The woods were quiet, the first full day of winter. The occasional chickadee, mourning doves flying over. A grey day, no sun, and only the red of berries and dogwood stems to alleviate the greys and brown of wood and field.
And then another splash of red: blood, on the snow beside the path. I crouched to look. A squirrel, I think. Blood, and tufts of fur wavering in the light breeze, caught by crystals of ice. And a neat pile of guts. Nothing else. A fresh kill, not more than an hour or two old.

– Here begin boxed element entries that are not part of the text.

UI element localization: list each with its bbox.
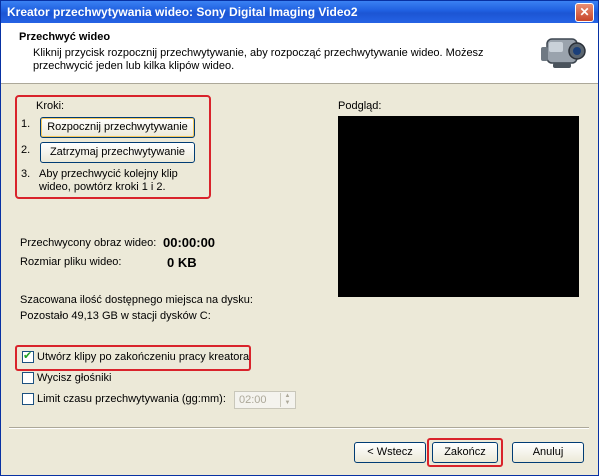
page-description: Kliknij przycisk rozpocznij przechwytywa…	[33, 47, 484, 72]
camcorder-icon	[541, 38, 586, 68]
create-clips-checkbox[interactable]	[22, 349, 34, 363]
title-bar[interactable]: Kreator przechwytywania wideo: Sony Digi…	[1, 1, 598, 23]
cancel-button[interactable]: Anuluj	[512, 442, 584, 463]
back-button[interactable]: < Wstecz	[354, 442, 426, 463]
mute-speakers-checkbox[interactable]	[22, 372, 34, 384]
create-clips-label[interactable]: Utwórz klipy po zakończeniu pracy kreato…	[37, 351, 249, 363]
disk-space-value: Pozostało 49,13 GB w stacji dysków C:	[20, 310, 211, 322]
time-limit-spinner[interactable]: 02:00 ▲ ▼	[234, 391, 296, 409]
captured-time-label: Przechwycony obraz wideo:	[20, 237, 157, 249]
mute-speakers-label[interactable]: Wycisz głośniki	[37, 372, 111, 384]
file-size-value: 0 KB	[167, 255, 197, 270]
footer-divider	[9, 427, 589, 428]
close-button[interactable]: ✕	[575, 3, 594, 22]
spinner-arrows-icon[interactable]: ▲ ▼	[280, 393, 294, 407]
file-size-label: Rozmiar pliku wideo:	[20, 256, 122, 268]
step-1-number: 1.	[21, 118, 31, 130]
stop-capture-button[interactable]: Zatrzymaj przechwytywanie	[40, 142, 195, 163]
step-2-number: 2.	[21, 144, 31, 156]
time-limit-label[interactable]: Limit czasu przechwytywania (gg:mm):	[37, 393, 226, 405]
capture-wizard-window: Kreator przechwytywania wideo: Sony Digi…	[0, 0, 599, 476]
step-3-number: 3.	[21, 168, 31, 180]
page-title: Przechwyć wideo	[19, 31, 111, 43]
wizard-header: Przechwyć wideo Kliknij przycisk rozpocz…	[1, 23, 598, 84]
window-title: Kreator przechwytywania wideo: Sony Digi…	[7, 5, 358, 19]
finish-button[interactable]: Zakończ	[432, 442, 498, 463]
step-3-text-line1: Aby przechwycić kolejny klip	[39, 168, 178, 180]
disk-space-label: Szacowana ilość dostępnego miejsca na dy…	[20, 294, 253, 306]
time-limit-value: 02:00	[239, 394, 267, 406]
video-preview	[338, 116, 579, 297]
captured-time-value: 00:00:00	[163, 235, 216, 250]
step-3-text-line2: wideo, powtórz kroki 1 i 2.	[39, 181, 166, 193]
steps-heading: Kroki:	[36, 100, 65, 112]
preview-label: Podgląd:	[338, 100, 382, 112]
time-limit-checkbox[interactable]	[22, 393, 34, 405]
start-capture-button[interactable]: Rozpocznij przechwytywanie	[40, 117, 195, 138]
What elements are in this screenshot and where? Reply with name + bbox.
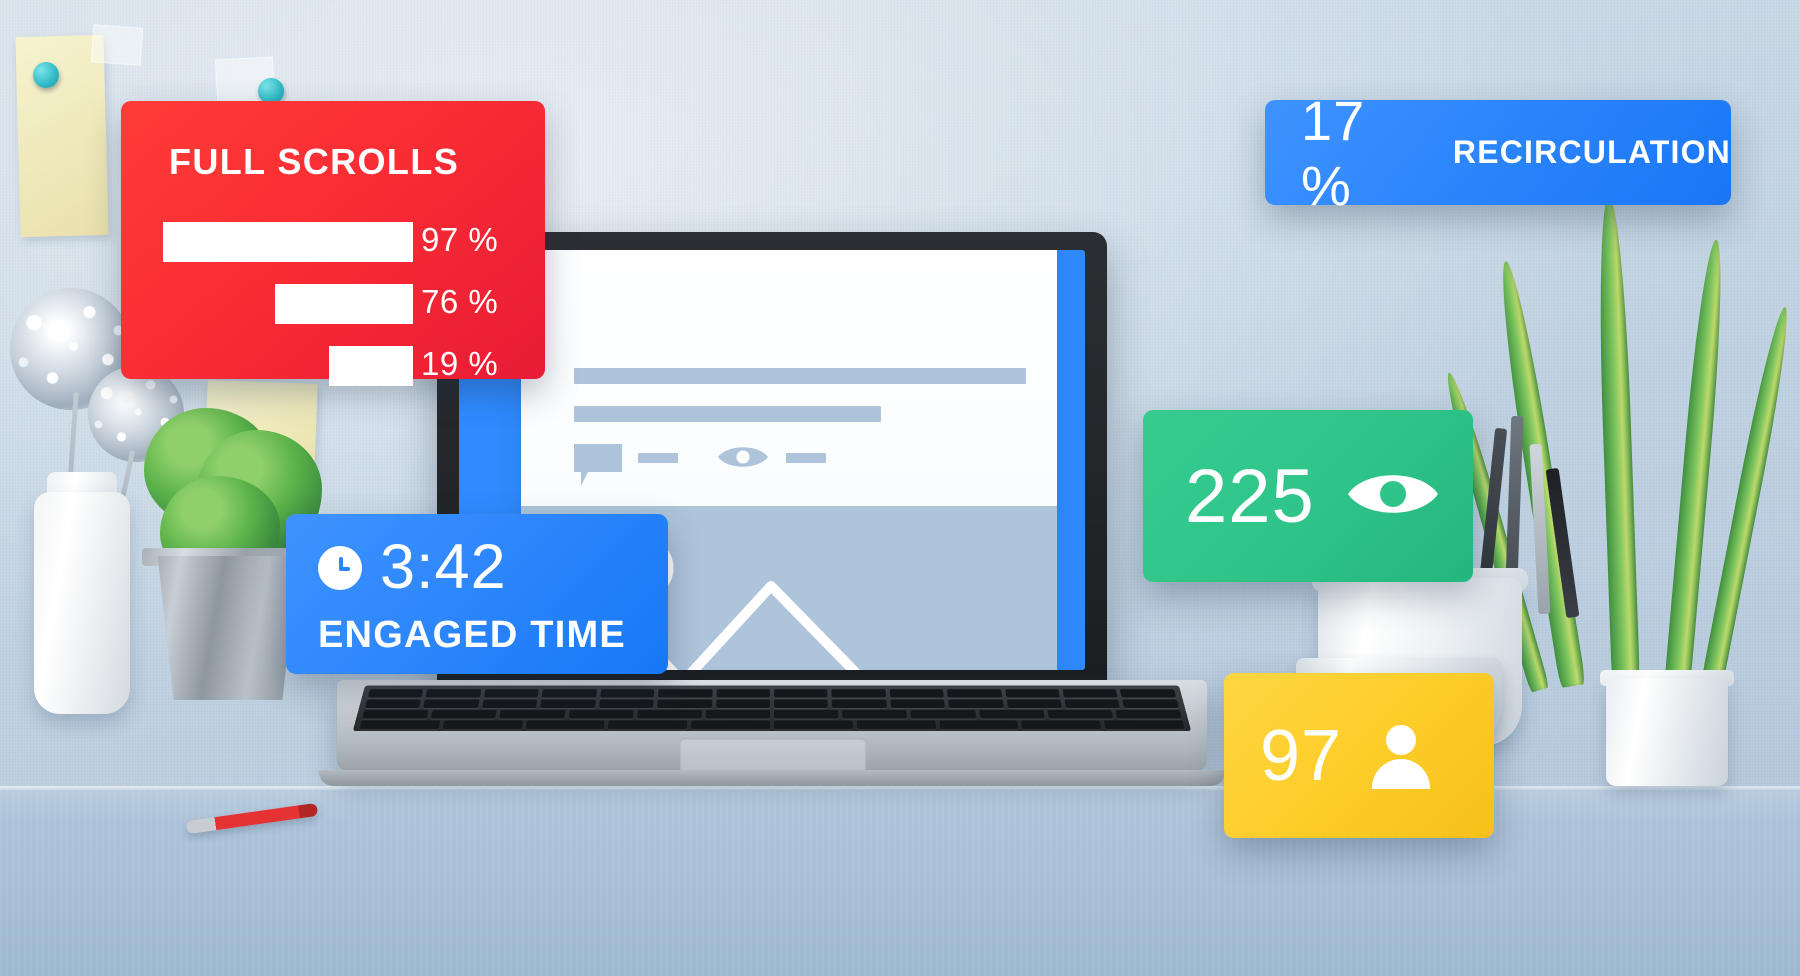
key[interactable] bbox=[657, 689, 713, 698]
full-scrolls-title: FULL SCROLLS bbox=[169, 141, 460, 182]
scroll-bar-2 bbox=[275, 284, 413, 324]
headline-line-1 bbox=[574, 368, 1026, 384]
key[interactable] bbox=[636, 709, 702, 719]
eye-icon bbox=[718, 447, 768, 467]
key[interactable] bbox=[425, 689, 482, 698]
key[interactable] bbox=[910, 709, 976, 719]
key[interactable] bbox=[365, 699, 422, 708]
key[interactable] bbox=[1062, 689, 1119, 698]
comment-icon bbox=[574, 444, 622, 486]
key[interactable] bbox=[541, 689, 597, 698]
key[interactable] bbox=[362, 709, 429, 719]
key[interactable] bbox=[1103, 720, 1185, 730]
key[interactable] bbox=[856, 720, 936, 730]
key[interactable] bbox=[832, 699, 887, 708]
key[interactable] bbox=[842, 709, 908, 719]
key[interactable] bbox=[1047, 709, 1114, 719]
full-scrolls-bar-chart: 97 % 76 % 19 % bbox=[163, 217, 503, 403]
key[interactable] bbox=[599, 689, 655, 698]
key[interactable] bbox=[483, 689, 540, 698]
bar-row: 19 % bbox=[163, 341, 503, 391]
key[interactable] bbox=[608, 720, 688, 730]
key[interactable] bbox=[691, 720, 770, 730]
scroll-bar-1-value: 97 % bbox=[421, 221, 499, 258]
engaged-time-label: ENGAGED TIME bbox=[318, 614, 626, 656]
pushpin-left bbox=[33, 62, 59, 88]
key[interactable] bbox=[715, 689, 770, 698]
key[interactable] bbox=[774, 709, 839, 719]
key[interactable] bbox=[831, 689, 887, 698]
key[interactable] bbox=[889, 689, 945, 698]
laptop-front-edge bbox=[319, 770, 1225, 786]
bar-row: 76 % bbox=[163, 279, 503, 329]
key[interactable] bbox=[568, 709, 634, 719]
scroll-bar-3-value: 19 % bbox=[421, 345, 499, 382]
screenshot-stage: FULL SCROLLS 97 % 76 % 19 % 17 % RECIRCU… bbox=[0, 0, 1800, 976]
key[interactable] bbox=[978, 709, 1045, 719]
key[interactable] bbox=[1064, 699, 1121, 708]
key[interactable] bbox=[598, 699, 654, 708]
metal-pot bbox=[157, 556, 299, 700]
key[interactable] bbox=[499, 709, 566, 719]
engaged-time-row: 3:42 bbox=[318, 536, 507, 599]
key[interactable] bbox=[938, 720, 1019, 730]
key[interactable] bbox=[774, 720, 853, 730]
eye-icon bbox=[1345, 466, 1441, 527]
key[interactable] bbox=[1006, 699, 1063, 708]
view-count-line bbox=[786, 453, 826, 463]
views-value: 225 bbox=[1185, 453, 1315, 539]
card-full-scrolls[interactable]: FULL SCROLLS 97 % 76 % 19 % bbox=[121, 101, 545, 386]
recirculation-label: RECIRCULATION bbox=[1452, 134, 1731, 170]
key[interactable] bbox=[423, 699, 480, 708]
bar-row: 97 % bbox=[163, 217, 503, 267]
key[interactable] bbox=[947, 689, 1003, 698]
engaged-time-value: 3:42 bbox=[380, 532, 507, 602]
key[interactable] bbox=[359, 720, 441, 730]
key[interactable] bbox=[1120, 689, 1177, 698]
card-engaged-time[interactable]: 3:42 ENGAGED TIME bbox=[286, 514, 668, 674]
key[interactable] bbox=[657, 699, 712, 708]
key[interactable] bbox=[367, 689, 424, 698]
card-views[interactable]: 225 bbox=[1143, 410, 1473, 582]
card-users[interactable]: 97 bbox=[1224, 673, 1494, 838]
key[interactable] bbox=[890, 699, 946, 708]
key[interactable] bbox=[481, 699, 538, 708]
clock-icon bbox=[318, 545, 362, 590]
key[interactable] bbox=[525, 720, 606, 730]
white-vase bbox=[34, 492, 130, 714]
scroll-bar-2-value: 76 % bbox=[421, 283, 499, 320]
card-recirculation[interactable]: 17 % RECIRCULATION bbox=[1265, 89, 1731, 217]
key[interactable] bbox=[705, 709, 771, 719]
scroll-bar-3 bbox=[329, 346, 413, 386]
key[interactable] bbox=[540, 699, 596, 708]
key[interactable] bbox=[773, 699, 829, 708]
key[interactable] bbox=[442, 720, 523, 730]
key[interactable] bbox=[430, 709, 498, 719]
users-value: 97 bbox=[1260, 715, 1343, 796]
key[interactable] bbox=[1115, 709, 1182, 719]
key[interactable] bbox=[948, 699, 1004, 708]
key[interactable] bbox=[715, 699, 770, 708]
sticky-tape-1 bbox=[90, 24, 144, 66]
comment-count-line bbox=[638, 453, 678, 463]
sticky-note-1 bbox=[15, 34, 109, 238]
key[interactable] bbox=[773, 689, 828, 698]
white-plant-pot bbox=[1606, 678, 1728, 786]
recirculation-value: 17 % bbox=[1301, 88, 1366, 217]
key[interactable] bbox=[1021, 720, 1102, 730]
person-icon bbox=[1370, 724, 1432, 789]
keyboard[interactable] bbox=[352, 685, 1192, 732]
key[interactable] bbox=[1122, 699, 1179, 708]
key[interactable] bbox=[1004, 689, 1061, 698]
scroll-bar-1 bbox=[163, 222, 413, 262]
headline-line-2 bbox=[574, 406, 881, 422]
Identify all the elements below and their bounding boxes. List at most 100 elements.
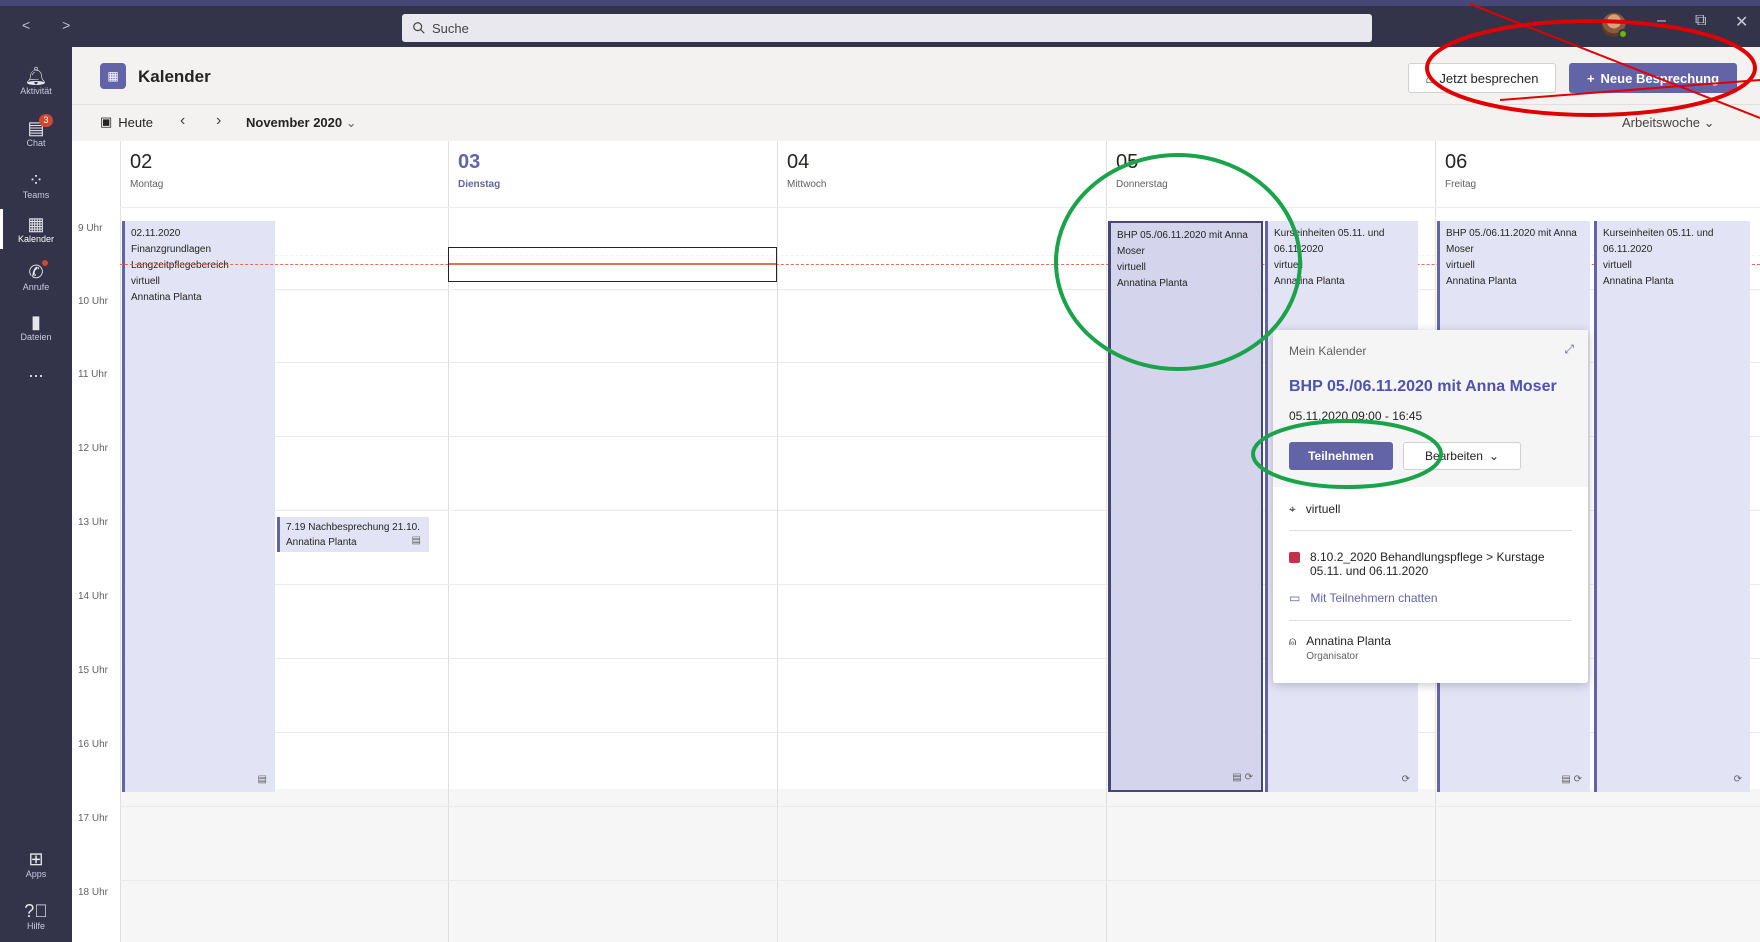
day-name: Montag bbox=[130, 179, 164, 190]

The path was tamped down by many feet, and the softer snow at the wood’s edge pocked with the tracks of dogs. In the grey light there were no shadows to give shape and depth to a set of prints leading away into the trees. No drops of blood or the marks left by dragged prey, either. Nor were there wing marks to suggest an owl or hawk, and the neat evisceration made that unlikely to my mind. There were, simply, not enough clues for my small store of woodcraft. Weasel, mink, fox, coyote—all these were candidates. I took a photo or two, and kept walking.
At home I turned to my computer for research. An hour later, I more-or-less had consensus, from the style of the kill, that the predator was a member of the Mustelidae – a weasel or mink. Both were possible: I’d seen a weasel only days before, and a mink shares the pond in Wild Goose Woods with the resident beaver. A pond that, as a mink moves, was perhaps 600 metres away.
Today the woods and fields are in the grip of a blizzard, and mink and squirrels both are likely denned and quiet, conserving energy, the mink curled in its underground den, the squirrels in hollow trees. Fresh snow has covered the kill site. When I walk there again, after this storm has blown itself out in a day or two, there will be no sign of it.
A predator taking prey is an everyday occurrence, repeated in one form or another multiple times across these 400 acres of semi-wild land where I walk and think and observe. Only the human need for pattern and meaning, for significance, made me see it, on the first day after the longest night, as a solstice sacrifice.